Abstract. Objective: To assess general knowledge and preventive behaviors regarding breast cancer among women who present to an urban emergency department. Methods: During a six-month study period, a convenience sampling of women aged 21 years and older who were in treatment and waiting areas was surveyed. The anonymous written survey asked about demographic variables, knowledge, and preventive behaviors regarding breast cancer. Knowledge was assessed with questions about the recommended frequency of breast self-examination and the recommended age for first mammography. Performance was assessed by questions about breast self-exam and mammography.
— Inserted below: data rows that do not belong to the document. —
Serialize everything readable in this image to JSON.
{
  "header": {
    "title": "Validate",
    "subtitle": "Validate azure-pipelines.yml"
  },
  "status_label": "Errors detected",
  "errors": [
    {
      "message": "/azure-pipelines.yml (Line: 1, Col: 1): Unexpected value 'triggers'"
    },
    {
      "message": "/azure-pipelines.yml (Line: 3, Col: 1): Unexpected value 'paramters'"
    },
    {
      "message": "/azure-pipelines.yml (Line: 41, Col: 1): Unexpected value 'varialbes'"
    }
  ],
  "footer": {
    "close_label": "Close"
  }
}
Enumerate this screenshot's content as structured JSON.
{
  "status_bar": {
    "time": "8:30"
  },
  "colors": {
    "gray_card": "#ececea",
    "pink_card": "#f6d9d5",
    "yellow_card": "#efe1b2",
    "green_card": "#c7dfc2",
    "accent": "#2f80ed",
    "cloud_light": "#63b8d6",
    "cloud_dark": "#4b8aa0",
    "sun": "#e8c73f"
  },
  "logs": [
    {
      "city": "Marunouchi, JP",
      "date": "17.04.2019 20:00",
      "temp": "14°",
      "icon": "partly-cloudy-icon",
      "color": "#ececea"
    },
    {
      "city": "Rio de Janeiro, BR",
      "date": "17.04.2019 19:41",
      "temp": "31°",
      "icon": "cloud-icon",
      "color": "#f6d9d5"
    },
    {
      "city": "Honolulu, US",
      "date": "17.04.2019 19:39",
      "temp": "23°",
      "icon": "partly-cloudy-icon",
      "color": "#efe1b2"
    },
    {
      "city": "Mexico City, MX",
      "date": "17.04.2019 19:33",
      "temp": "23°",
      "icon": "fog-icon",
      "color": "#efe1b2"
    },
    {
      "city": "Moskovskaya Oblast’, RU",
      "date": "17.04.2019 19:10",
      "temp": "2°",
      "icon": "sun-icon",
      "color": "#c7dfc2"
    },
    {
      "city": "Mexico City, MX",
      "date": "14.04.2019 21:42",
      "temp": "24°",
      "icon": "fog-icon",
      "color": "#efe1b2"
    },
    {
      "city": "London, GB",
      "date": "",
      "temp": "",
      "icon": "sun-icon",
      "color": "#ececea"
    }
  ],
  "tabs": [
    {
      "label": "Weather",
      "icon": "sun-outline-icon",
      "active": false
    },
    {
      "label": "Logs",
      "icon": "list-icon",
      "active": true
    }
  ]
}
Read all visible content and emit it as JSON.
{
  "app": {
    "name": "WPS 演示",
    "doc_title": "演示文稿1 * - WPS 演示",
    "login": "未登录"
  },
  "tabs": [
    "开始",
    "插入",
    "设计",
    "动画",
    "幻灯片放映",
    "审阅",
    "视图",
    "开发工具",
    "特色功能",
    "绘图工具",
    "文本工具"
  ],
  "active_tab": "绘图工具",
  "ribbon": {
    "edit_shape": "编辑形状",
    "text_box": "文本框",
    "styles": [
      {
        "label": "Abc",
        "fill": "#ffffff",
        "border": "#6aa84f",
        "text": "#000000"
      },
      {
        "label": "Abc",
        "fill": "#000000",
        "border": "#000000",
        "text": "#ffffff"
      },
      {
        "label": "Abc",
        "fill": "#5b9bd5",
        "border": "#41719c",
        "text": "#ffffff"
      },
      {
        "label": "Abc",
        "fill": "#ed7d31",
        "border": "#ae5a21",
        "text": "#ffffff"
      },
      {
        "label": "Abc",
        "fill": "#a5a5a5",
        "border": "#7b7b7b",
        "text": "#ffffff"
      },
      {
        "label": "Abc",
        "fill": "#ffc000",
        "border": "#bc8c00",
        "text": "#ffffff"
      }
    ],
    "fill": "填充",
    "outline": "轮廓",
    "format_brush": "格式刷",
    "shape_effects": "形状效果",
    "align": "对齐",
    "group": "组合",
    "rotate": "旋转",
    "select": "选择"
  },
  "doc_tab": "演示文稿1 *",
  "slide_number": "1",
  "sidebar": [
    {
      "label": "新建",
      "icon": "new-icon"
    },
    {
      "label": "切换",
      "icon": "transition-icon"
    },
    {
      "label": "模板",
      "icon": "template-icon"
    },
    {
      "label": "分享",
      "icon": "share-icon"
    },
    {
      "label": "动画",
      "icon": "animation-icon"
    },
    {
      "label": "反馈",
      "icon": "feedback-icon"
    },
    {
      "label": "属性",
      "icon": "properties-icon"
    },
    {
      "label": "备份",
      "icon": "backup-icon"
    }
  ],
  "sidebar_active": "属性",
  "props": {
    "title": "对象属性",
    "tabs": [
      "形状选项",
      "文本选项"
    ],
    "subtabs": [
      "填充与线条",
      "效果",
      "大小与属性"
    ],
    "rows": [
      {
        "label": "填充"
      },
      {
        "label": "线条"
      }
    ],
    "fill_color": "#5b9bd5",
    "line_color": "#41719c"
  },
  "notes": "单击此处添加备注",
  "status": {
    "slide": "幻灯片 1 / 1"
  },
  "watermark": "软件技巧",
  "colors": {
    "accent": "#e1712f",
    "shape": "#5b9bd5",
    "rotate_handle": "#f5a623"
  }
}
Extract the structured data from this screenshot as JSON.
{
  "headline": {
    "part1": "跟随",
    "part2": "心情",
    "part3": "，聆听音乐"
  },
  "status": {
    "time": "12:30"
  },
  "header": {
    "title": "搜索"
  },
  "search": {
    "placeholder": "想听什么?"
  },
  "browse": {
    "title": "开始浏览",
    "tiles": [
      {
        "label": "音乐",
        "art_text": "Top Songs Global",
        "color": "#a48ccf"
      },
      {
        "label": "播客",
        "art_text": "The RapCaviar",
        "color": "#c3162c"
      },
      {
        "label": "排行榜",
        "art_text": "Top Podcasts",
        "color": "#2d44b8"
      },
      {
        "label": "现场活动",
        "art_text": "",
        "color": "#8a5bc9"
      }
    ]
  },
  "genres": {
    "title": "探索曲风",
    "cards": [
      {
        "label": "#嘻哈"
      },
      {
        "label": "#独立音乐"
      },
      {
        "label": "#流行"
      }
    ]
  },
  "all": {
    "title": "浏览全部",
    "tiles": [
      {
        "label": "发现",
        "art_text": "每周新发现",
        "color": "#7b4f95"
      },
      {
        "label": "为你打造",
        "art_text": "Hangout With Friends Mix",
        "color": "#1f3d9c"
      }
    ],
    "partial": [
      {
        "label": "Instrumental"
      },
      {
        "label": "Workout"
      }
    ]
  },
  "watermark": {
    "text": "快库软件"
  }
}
Subgroup analysis was done by age (above and below 40 years old), race, income (above and below the median), insurance type, history of breast lump, and family history (FH) of breast cancer. Results: Four hundred women completed surveys. Two hundred twelve (53%) correctly knew the answers to the two knowledge questions. Knowledge was greater in women with private insurance. Knowledge of the frequency of breast self-exam was significantly greater among whites and Native Americans than among African Americans, Asians, or Hispanics. Stated performance of preventive behaviors was 72% (288) for breast self-exam and for mammography. Preventive behaviors were significantly more likely to be performed by higher-income and privately-insured women. Breast self-exam was more likely to be done in older women, those with a history of a breast lump, and those with a FH of breast cancer. Conclusions: Women with lower income and without private insurance were less likely to be knowledgeable and practice preventive measures for detecting breast disease.